Average weekly earnings increased in every province, found Statistics Canada. Growth was above the national average in Saskatchewan (5.7 per cent), Prince Edward Island (5.7 per cent), Alberta (5.6 per cent) and Nova Scotia (5.6 per cent). New Brunswick had the slowest growth (2.3 per cent). Quebec saw gains of 4.3 per cent and Ontario 4.2 per cent while British Columbia was at 3.9 per cent and Manitoba 2.5 per cent.

10 industrial sectors

Among the 10 industrial sectors with more than 700,000 employees, growth in average weekly earnings between November 2009 and November 2010 was faster than the national average of 4.4 per cent in: educational services, manufacturing, accommodation and food services, professional, scientific and technical services and wholesale trade. The slowest growth in earnings occurred in health care and social assistance as well as administrative and support services, found the government.

Average weekly earnings in educational services increased by six per cent in the 12 months to November. The earnings growth over this period was strongest in primary and secondary schools and universities, said the report.

Weekly earnings increased 2.3 per cent in the 12 months to November in the administrative and support services sector. This was the slowest increase among the 10 largest industrial sectors, said Statistics Canada. However, there were notable differences among certain industries within this sector.

The growth in average weekly earnings during the 12 months was strong in some smaller sectors. For example, earnings in forestry, logging and support increased by 11.9 per cent, the fastest among all sectors. The second-highest earnings growth was in mining, quarrying and oil and gas extraction (10.7 per cent).
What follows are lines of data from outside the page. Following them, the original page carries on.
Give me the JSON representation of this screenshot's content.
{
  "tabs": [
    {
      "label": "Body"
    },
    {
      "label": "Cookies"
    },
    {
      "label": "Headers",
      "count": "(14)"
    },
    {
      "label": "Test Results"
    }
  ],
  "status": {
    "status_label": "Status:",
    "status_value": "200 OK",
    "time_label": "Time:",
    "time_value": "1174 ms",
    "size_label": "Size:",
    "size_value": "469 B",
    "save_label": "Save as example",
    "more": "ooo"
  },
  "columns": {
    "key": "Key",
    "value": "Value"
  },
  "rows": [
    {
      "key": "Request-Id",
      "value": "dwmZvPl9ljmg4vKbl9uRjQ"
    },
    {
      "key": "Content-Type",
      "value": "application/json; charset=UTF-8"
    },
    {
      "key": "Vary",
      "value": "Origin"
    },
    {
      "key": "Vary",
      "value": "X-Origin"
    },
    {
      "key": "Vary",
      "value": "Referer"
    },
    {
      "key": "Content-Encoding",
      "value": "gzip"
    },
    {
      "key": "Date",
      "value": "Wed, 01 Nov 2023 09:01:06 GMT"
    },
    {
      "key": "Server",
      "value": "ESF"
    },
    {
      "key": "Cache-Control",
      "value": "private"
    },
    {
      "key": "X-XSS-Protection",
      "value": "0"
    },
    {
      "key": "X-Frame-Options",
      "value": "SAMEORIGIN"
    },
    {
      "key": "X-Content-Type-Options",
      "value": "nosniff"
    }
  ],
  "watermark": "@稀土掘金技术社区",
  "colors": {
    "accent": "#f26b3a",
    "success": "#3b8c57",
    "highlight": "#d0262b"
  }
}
Both sectors have shown strong earnings growth in recent months.

Arts, entertainment and recreation sector earnings have also been on an upward trend, said the payroll report. From November 2009 to November 2010, earnings in this sector rose by 10.2 per cent. Earnings growth was strong in all the arts, entertainment and recreation industries.

Monthly changes

Non-farm payroll employment edged up 0.1 per cent (7,700) from October to November, the sixth consecutive month of job gains. Between November 2009 and November 2010, the number of payroll employees increased by 1.8 per cent (263,500), found Statistics Canada.

Public administration payroll jobs rose by 0.4 per cent (4,500) in November, mainly the result of increases in provincial and territorial public administration. In the 12 months to November, the number of payroll jobs in public administration increased by 0.2 per cent (+1,900).

In manufacturing, payroll employment increased by 0.3 per cent (4,800) from October to November, erasing a decline of a similar magnitude the month before, said the report. Most of November's manufacturing gains were in food; electrical equipment, appliance and components; and primary metals. In the 12 months to November, total payroll jobs in manufacturing increased by 1.5 per cent (21,700).

In accommodation and food services, the number of payroll jobs decreased by 0.3 per cent (-2,800) from October to November, with most of the decline in limited service eating places. The number of employees in accommodation and food services was down 0.5 per cent (5,100) compared with November 2009, found the government.

The number of payroll jobs in administrative and support services fell by 0.3 per cent (2,400) in November. Gains in business support services were more than offset by small losses spread across three industries: travel arrangement and reservation services; investigation and security services; and services to buildings and dwellings, according to Statistics Canada. During the previous 12 months, the number of payroll employees in administrative and support services increased by 2.2 per cent (15,700).